Judge denies Fla. execution drug challenge

By CURT ANDERSON
The Associated Press
Updated: 1:54 p.m. Wednesday, Aug. 3, 2011
Posted: 12:09 p.m. Wednesday, Aug. 3, 2011


— A death row inmate's challenge to Florida's planned use of a replacement drug in executions was rejected Wednesday by a state judge, who concluded that the new lethal injection drug would not result in needless pain and suffering.
Miami-Dade Circuit Judge Jacqueline Hogan Scola joined other judges around the country in finding that the barbiturate pentobarbital is suitable to render a condemned inmate unconscious before two other fatal drugs are administered. Pentobarbital, marketed under the name Nembutal, is replacing a drug whose sole U.S. supplier has stopped making it.
In a 21-page decision, Scola found no evidence of a potential violation of the Eighth Amendment's prohibition against cruel and unusual punishment.
"Usage of pentobarbital does not create an objectively unreasonable risk of suffering," Scola wrote.
The ruling came in the case of Manuel Valle, 61, who was sentenced to die for the 1978 shooting death of Coral Gables Police Officer Louis Pena. His execution would be the first in Florida using pentobarbital, and a divided Florida Supreme Court granted a one-month stay until Sept. 1 to allow time for his challenge to be reviewed.

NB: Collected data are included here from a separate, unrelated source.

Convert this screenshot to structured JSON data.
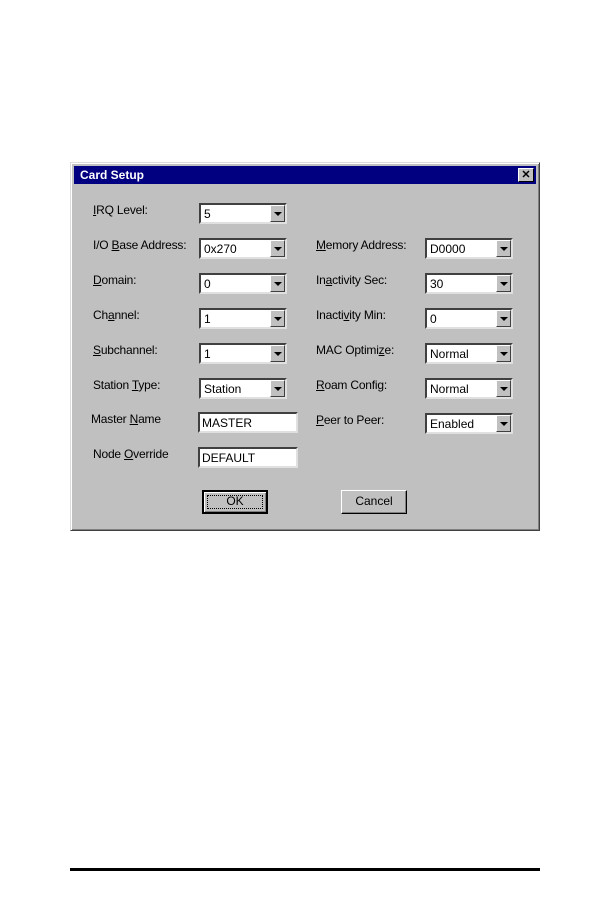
{
  "dialog": {
    "title": "Card Setup",
    "close_label": "✕",
    "left_fields": [
      {
        "label_pre": "",
        "label_key": "I",
        "label_post": "RQ Level:",
        "value": "5",
        "type": "combo"
      },
      {
        "label_pre": "I/O ",
        "label_key": "B",
        "label_post": "ase Address:",
        "value": "0x270",
        "type": "combo"
      },
      {
        "label_pre": "",
        "label_key": "D",
        "label_post": "omain:",
        "value": "0",
        "type": "combo"
      },
      {
        "label_pre": "Ch",
        "label_key": "a",
        "label_post": "nnel:",
        "value": "1",
        "type": "combo"
      },
      {
        "label_pre": "",
        "label_key": "S",
        "label_post": "ubchannel:",
        "value": "1",
        "type": "combo"
      },
      {
        "label_pre": "Station ",
        "label_key": "T",
        "label_post": "ype:",
        "value": "Station",
        "type": "combo"
      },
      {
        "label_pre": "Master ",
        "label_key": "N",
        "label_post": "ame",
        "value": "MASTER",
        "type": "text"
      },
      {
        "label_pre": "Node ",
        "label_key": "O",
        "label_post": "verride",
        "value": "DEFAULT",
        "type": "text"
      }
    ],
    "right_fields": [
      {
        "label_pre": "",
        "label_key": "M",
        "label_post": "emory Address:",
        "value": "D0000"
      },
      {
        "label_pre": "In",
        "label_key": "a",
        "label_post": "ctivity Sec:",
        "value": "30"
      },
      {
        "label_pre": "Inacti",
        "label_key": "v",
        "label_post": "ity Min:",
        "value": "0"
      },
      {
        "label_pre": "MAC Optimi",
        "label_key": "z",
        "label_post": "e:",
        "value": "Normal"
      },
      {
        "label_pre": "",
        "label_key": "R",
        "label_post": "oam Config:",
        "value": "Normal"
      },
      {
        "label_pre": "",
        "label_key": "P",
        "label_post": "eer to Peer:",
        "value": "Enabled"
      }
    ],
    "ok_label": "OK",
    "cancel_label": "Cancel"
  }
}
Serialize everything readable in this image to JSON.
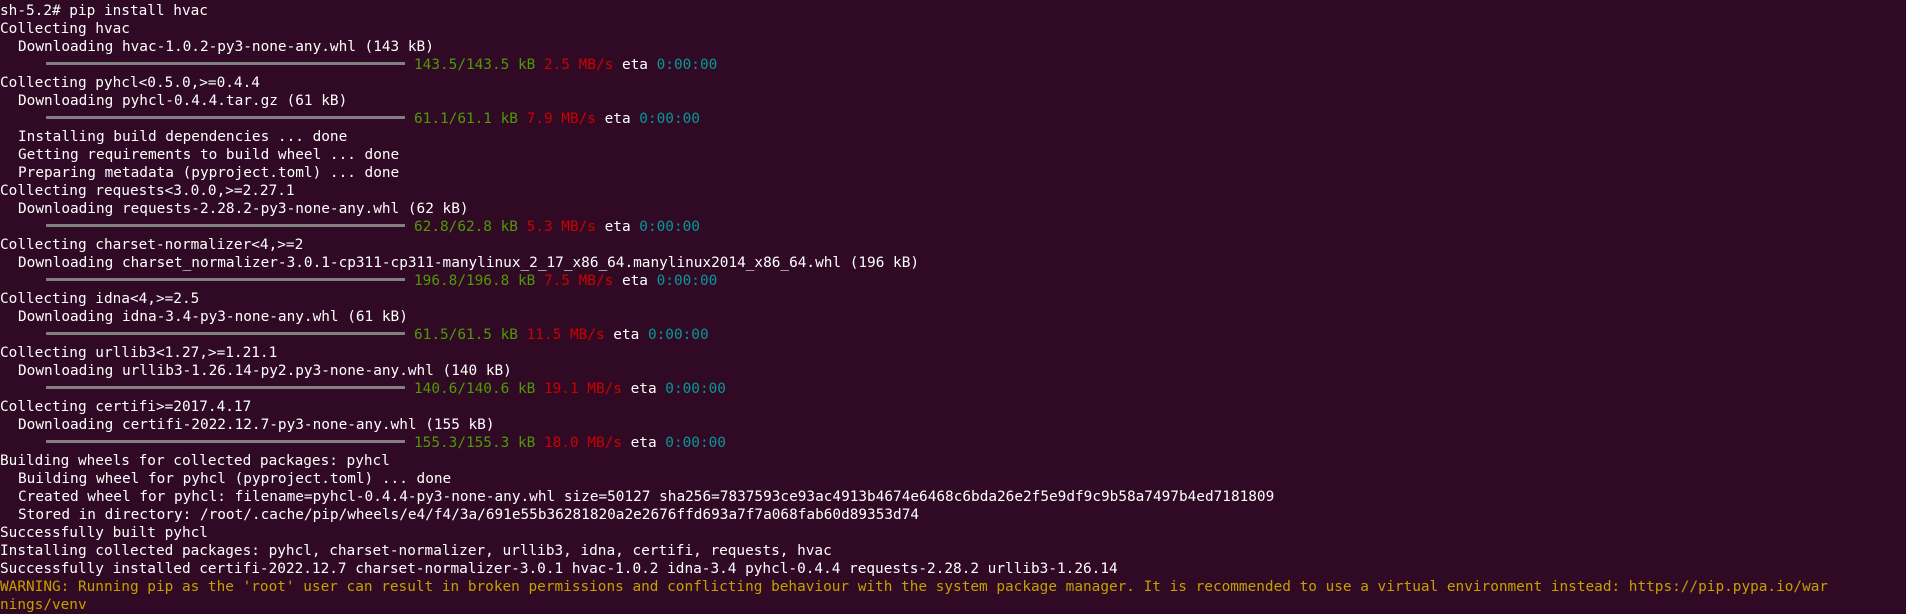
{
  "terminal": {
    "prompt": "sh-5.2# pip install hvac",
    "lines": {
      "l1": "Collecting hvac",
      "l2": "Downloading hvac-1.0.2-py3-none-any.whl (143 kB)",
      "l4": "Collecting pyhcl<0.5.0,>=0.4.4",
      "l5": "Downloading pyhcl-0.4.4.tar.gz (61 kB)",
      "l7": "Installing build dependencies ... done",
      "l8": "Getting requirements to build wheel ... done",
      "l9": "Preparing metadata (pyproject.toml) ... done",
      "l10": "Collecting requests<3.0.0,>=2.27.1",
      "l11": "Downloading requests-2.28.2-py3-none-any.whl (62 kB)",
      "l13": "Collecting charset-normalizer<4,>=2",
      "l14": "Downloading charset_normalizer-3.0.1-cp311-cp311-manylinux_2_17_x86_64.manylinux2014_x86_64.whl (196 kB)",
      "l16": "Collecting idna<4,>=2.5",
      "l17": "Downloading idna-3.4-py3-none-any.whl (61 kB)",
      "l19": "Collecting urllib3<1.27,>=1.21.1",
      "l20": "Downloading urllib3-1.26.14-py2.py3-none-any.whl (140 kB)",
      "l22": "Collecting certifi>=2017.4.17",
      "l23": "Downloading certifi-2022.12.7-py3-none-any.whl (155 kB)",
      "l25": "Building wheels for collected packages: pyhcl",
      "l26": "Building wheel for pyhcl (pyproject.toml) ... done",
      "l27": "Created wheel for pyhcl: filename=pyhcl-0.4.4-py3-none-any.whl size=50127 sha256=7837593ce93ac4913b4674e6468c6bda26e2f5e9df9c9b58a7497b4ed7181809",
      "l28": "Stored in directory: /root/.cache/pip/wheels/e4/f4/3a/691e55b36281820a2e2676ffd693a7f7a068fab60d89353d74",
      "l29": "Successfully built pyhcl",
      "l30": "Installing collected packages: pyhcl, charset-normalizer, urllib3, idna, certifi, requests, hvac",
      "l31": "Successfully installed certifi-2022.12.7 charset-normalizer-3.0.1 hvac-1.0.2 idna-3.4 pyhcl-0.4.4 requests-2.28.2 urllib3-1.26.14",
      "warning_1": "WARNING: Running pip as the 'root' user can result in broken permissions and conflicting behaviour with the system package manager. It is recommended to use a virtual environment instead: https://pip.pypa.io/war",
      "warning_2": "nings/venv"
    },
    "progress": [
      {
        "size": "143.5/143.5 kB",
        "speed": "2.5 MB/s",
        "eta_label": "eta",
        "eta": "0:00:00"
      },
      {
        "size": "61.1/61.1 kB",
        "speed": "7.9 MB/s",
        "eta_label": "eta",
        "eta": "0:00:00"
      },
      {
        "size": "62.8/62.8 kB",
        "speed": "5.3 MB/s",
        "eta_label": "eta",
        "eta": "0:00:00"
      },
      {
        "size": "196.8/196.8 kB",
        "speed": "7.5 MB/s",
        "eta_label": "eta",
        "eta": "0:00:00"
      },
      {
        "size": "61.5/61.5 kB",
        "speed": "11.5 MB/s",
        "eta_label": "eta",
        "eta": "0:00:00"
      },
      {
        "size": "140.6/140.6 kB",
        "speed": "19.1 MB/s",
        "eta_label": "eta",
        "eta": "0:00:00"
      },
      {
        "size": "155.3/155.3 kB",
        "speed": "18.0 MB/s",
        "eta_label": "eta",
        "eta": "0:00:00"
      }
    ],
    "progress_fraction": 1.0,
    "colors": {
      "background": "#300a24",
      "text": "#ffffff",
      "size": "#4e9a06",
      "speed": "#cc0000",
      "eta": "#06989a",
      "warning": "#c4a000",
      "bar": "#808080"
    }
  }
}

"This drug has been used for lethal injections in many other states and has already been upheld in three federal district courts," said state Attorney General Pam Bondi. "This man killed a police officer, and his execution is long overdue."
The ruling now goes to the state Supreme Court for final review. A tentative oral argument date is set Aug. 24.
The state switched to pentobarbital earlier this summer because of a shortage of sodium thiopental, which had been a mainstay of lethal injections until its manufacturer halted production. States scrambled to find an alternative, and 18 people have been executed around the country using pentobarbital as a replacement anesthetic since Oklahoma became the first last year.
Valle's attorneys and a medical expert argued at a hearing Tuesday before Scola that pentobarbital was woefully untested in lethal injections and that there was some evidence an inmate suffered in a recent Georgia execution using it. But the state's medical expert said Florida's planned dosage would be fatal by itself and Georgia officials insisted nothing unusual happened in the execution of Roy Willard Blankenship in June.
Scola said she found the state's argument more persuasive.
"A defendant must show an objectively intolerable risk of harm which must be sure or very likely to cause needless suffering," the judge wrote. "Not only has the defendant failed to meet this standard, he has failed to present any credible evidence of any risk of needless suffering."